Q:最後にもう一点、今回の武器使用基準の緩和の対象というのは、気球だけではなく、日本にもしばしば飛来する無人機も対象になり得るという理解でよろしいでしょうか。

A:これはまた当然、今回の資料によってはですね、いわゆるドローンということを考えてもですね、今回のように、領空侵犯するものであって、そしてまた、自衛隊が対処する場合にはですね、今回の整理が当てはまるようになるというふうに考えております。

Q:今の気球の対処に関連してなんですけれども、今回整理されて、非常に国民の生命・財産の保護という法益を改めて示されましたけれども、気球が偵察行為をしていた場合に、直ちに物理的な攻撃と違って、直ちに国民の生命・財産に侵害があるかという判断が難しいと思うんですけれども、大臣は偵察行為は保護すべき法益を侵害するというふうにお考えでしょうか。

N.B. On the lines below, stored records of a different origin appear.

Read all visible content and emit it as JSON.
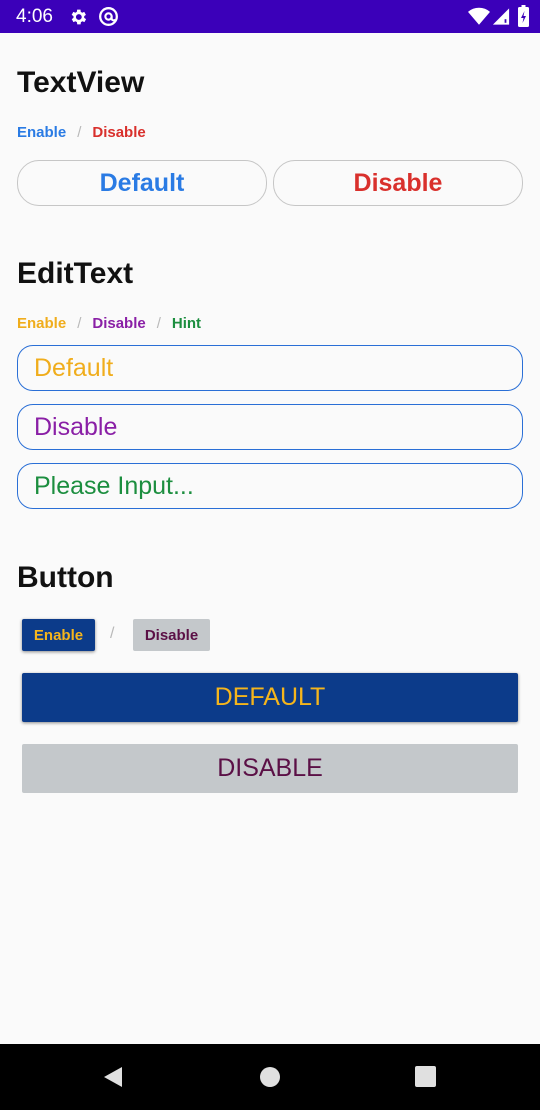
{
  "status_bar": {
    "time": "4:06",
    "icons": [
      "gear-icon",
      "at-icon",
      "wifi-icon",
      "signal-icon",
      "battery-icon"
    ]
  },
  "textview": {
    "title": "TextView",
    "legend_enable": "Enable",
    "legend_sep": "/",
    "legend_disable": "Disable",
    "default_label": "Default",
    "disable_label": "Disable"
  },
  "edittext": {
    "title": "EditText",
    "legend_enable": "Enable",
    "legend_sep": "/",
    "legend_disable": "Disable",
    "legend_hint": "Hint",
    "field_default_value": "Default",
    "field_disable_value": "Disable",
    "field_hint_placeholder": "Please Input..."
  },
  "button": {
    "title": "Button",
    "enable_small_label": "Enable",
    "sep": "/",
    "disable_small_label": "Disable",
    "default_label": "DEFAULT",
    "disable_label": "DISABLE"
  },
  "colors": {
    "status_bar": "#3b00b9",
    "textview_enable": "#2a7be4",
    "textview_disable": "#d9302c",
    "edittext_enable": "#f0ad1c",
    "edittext_disable": "#8a1fa6",
    "edittext_hint": "#1c8e3f",
    "edittext_border": "#2a6fd6",
    "button_enable_bg": "#0c3b8a",
    "button_enable_text": "#f5b51c",
    "button_disable_bg": "#c4c8cb",
    "button_disable_text": "#5b1046"
  },
  "nav_bar": {
    "icons": [
      "back-icon",
      "home-icon",
      "recents-icon"
    ]
  }
}
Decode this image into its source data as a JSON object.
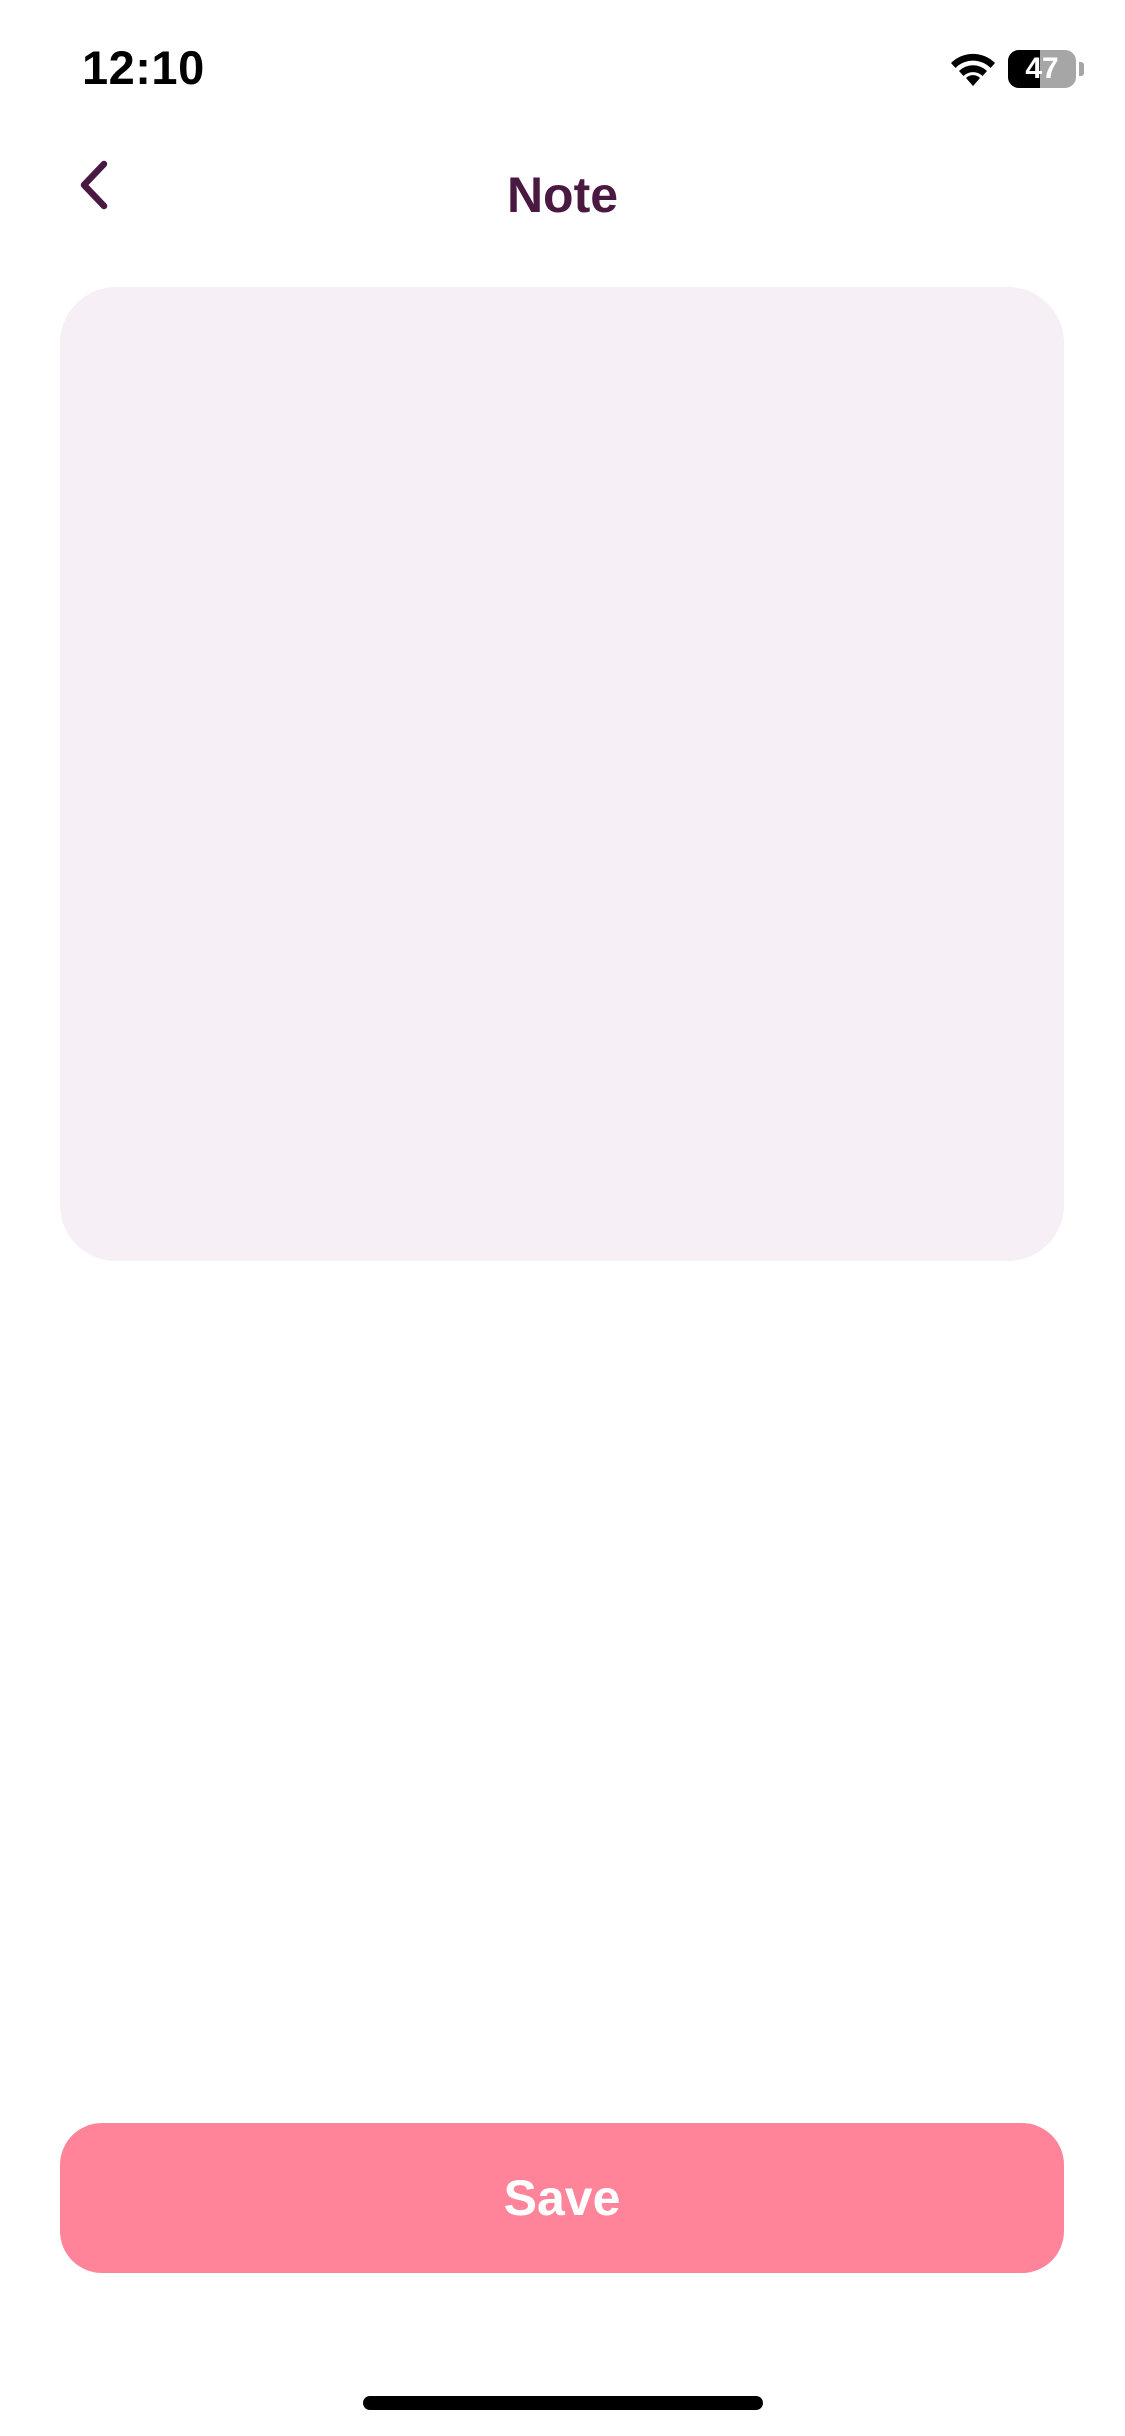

A:全て個別具体的なですね、要するに状況に応じて対応していくということになると思いますので、我々のこの今回の整理というのは、そういったことを喚起をし、そして我々のできることの確認をするということの意味も含めてですね、必要なことだというふうに思ってきちっと整理をしたということであります。今後個別に、いろいろと状況状況によって変わってくると思いますが、その点は今後の我々のいろいろな対応を考える上において、重要なことだというふうに思っていますので、今後とも予断なくですね、しっかりと対応していきたいというふうに思っております。

Q:米軍三沢基地のF-16に関連してお尋ねするんですが、そもそも防衛省側に第一報として連絡がもたらされたのは、いつ、何時頃になりますでしょうか。

A:先ほど申し上げましたけれども、昨日ですね、16日我々の方に連絡が来たということであります。

Q:16日の具体的に何時ぐらいになるんでしょうか。

A:現場の方に聞いていただけますか、申し訳ないです、細かいところまで、すみません。

Q:これまでの詳細等について、何か米軍側からは説明は追加等であったんでしょうか。

A:今、先ほど私が話したとおりのことであります。